Option: You might want to introduce Academic Statement as part of the transcript. (Our group
had different views on whether such information was important at this point, whether students
would be suffering from information overload, etc. Faculty should use their own judgment.) You
might describe what an Academic Statement is, what a transcript looks like—program
description, faculty evaluation, potentially self-evaluation, where an Academic Statement fits
into the transcript. Academic statement will allow you describe and reflect upon your own
education. Who were you when you arrived at Evergreen? What did you hope to accomplish?
What did you accomplish?
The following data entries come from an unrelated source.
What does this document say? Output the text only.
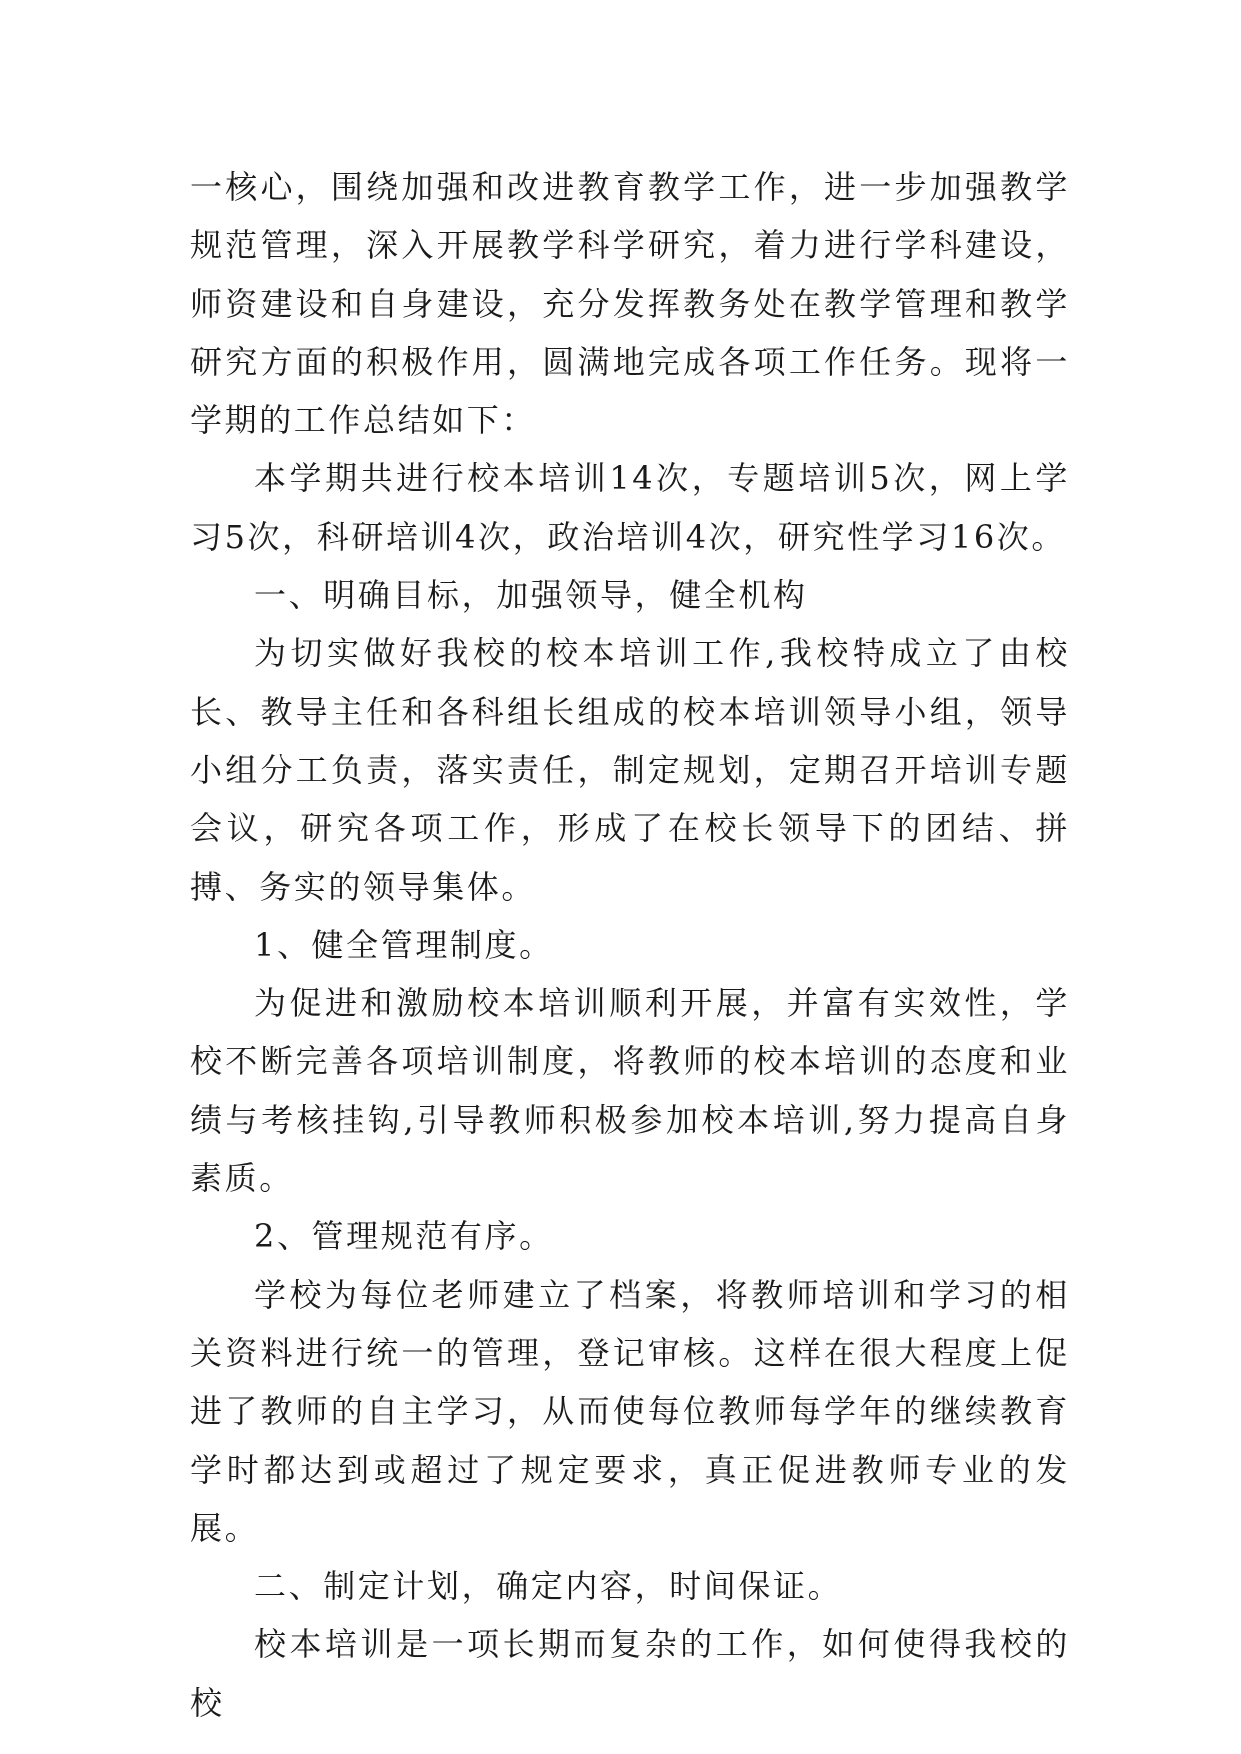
一核心，围绕加强和改进教育教学工作，进一步加强教学规范管理，深入开展教学科学研究，着力进行学科建设，师资建设和自身建设，充分发挥教务处在教学管理和教学研究方面的积极作用，圆满地完成各项工作任务。现将一学期的工作总结如下：

本学期共进行校本培训14次，专题培训5次，网上学习5次，科研培训4次，政治培训4次，研究性学习16次。

一、明确目标，加强领导，健全机构

为切实做好我校的校本培训工作,我校特成立了由校长、教导主任和各科组长组成的校本培训领导小组，领导小组分工负责，落实责任，制定规划，定期召开培训专题会议，研究各项工作，形成了在校长领导下的团结、拼搏、务实的领导集体。

1、健全管理制度。

为促进和激励校本培训顺利开展，并富有实效性，学校不断完善各项培训制度，将教师的校本培训的态度和业绩与考核挂钩,引导教师积极参加校本培训,努力提高自身素质。

2、管理规范有序。

学校为每位老师建立了档案，将教师培训和学习的相关资料进行统一的管理，登记审核。这样在很大程度上促进了教师的自主学习，从而使每位教师每学年的继续教育学时都达到或超过了规定要求，真正促进教师专业的发展。

二、制定计划，确定内容，时间保证。

校本培训是一项长期而复杂的工作，如何使得我校的校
What areas did you study and which were most important?
Remember that YOU will define and describe your major area(s) of study in the statement.
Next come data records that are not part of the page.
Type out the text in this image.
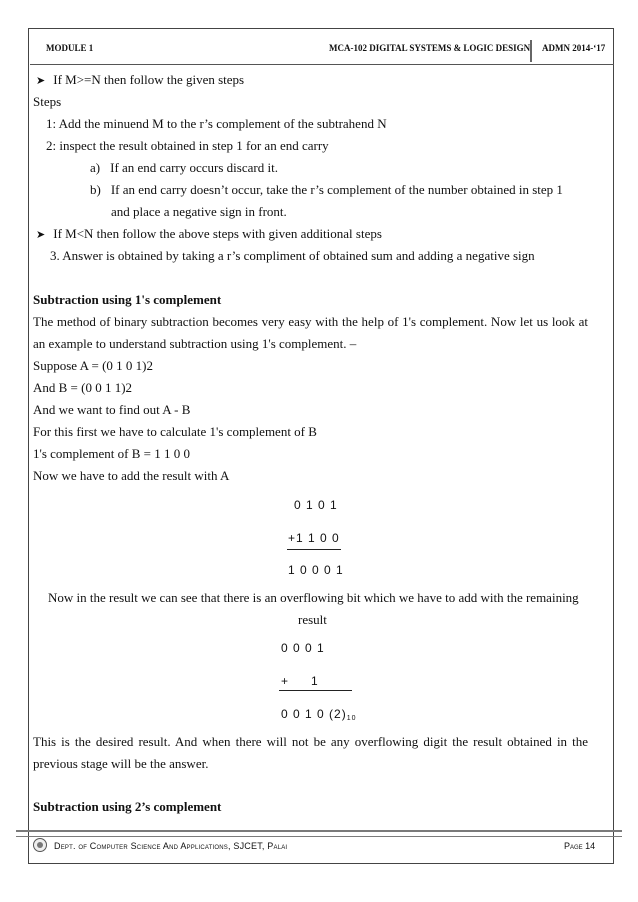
MODULE 1	MCA-102 DIGITAL SYSTEMS & LOGIC DESIGN	ADMN 2014-‘17
➤ If M>=N then follow the given steps
Steps
1: Add the minuend M to the r’s complement of the subtrahend N
2: inspect the result obtained in step 1 for an end carry
a) If an end carry occurs discard it.
b) If an end carry doesn’t occur, take the r’s complement of the number obtained in step 1
and place a negative sign in front.
➤ If M<N then follow the above steps with given additional steps
3. Answer is obtained by taking a r’s compliment of obtained sum and adding a negative sign
Subtraction using 1's complement
The method of binary subtraction becomes very easy with the help of 1's complement. Now let us look at
an example to understand subtraction using 1's complement. –
Suppose A = (0 1 0 1)2
And B = (0 0 1 1)2
And we want to find out A - B
For this first we have to calculate 1's complement of B
1's complement of B = 1 1 0 0
Now we have to add the result with A
0 1 0 1
+1 1 0 0
1 0 0 0 1
Now in the result we can see that there is an overflowing bit which we have to add with the remaining
result
0 0 0 1
+ 1
0 0 1 0 $(2)_{10}$
This is the desired result. And when there will not be any overflowing digit the result obtained in the
previous stage will be the answer.
Subtraction using 2’s complement
Dept. of Computer Science And Applications, SJCET, Palai	Page 14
3) Closing questions and comments
Option: You may want to choose a closing activity that allows all the students to share their
voices. Based on the renga, an ancient tradition of Japanese linked verse, students choose a few
sentences from their writing that speak to their experiences during the week. The chosen passage
can represent insights gained, questions left unanswered, personal connections, etc. You can
choose to have students read in succession around the circle or as they feel called to add their
voice. During this reading, no one stops the motion of voices to comment or critique. This is
primarily and importantly a listening activity that allows each individual to contribute to the
creation of a collective spoken-word journey. We think this activity has the potential to serve as
a touchstone for students during their introduction to their Evergreen education.
Invitation: What other knowledge is important for students at this point? What other possible
ideas for creating a sense of closure for this week and beginning their Evergreen education?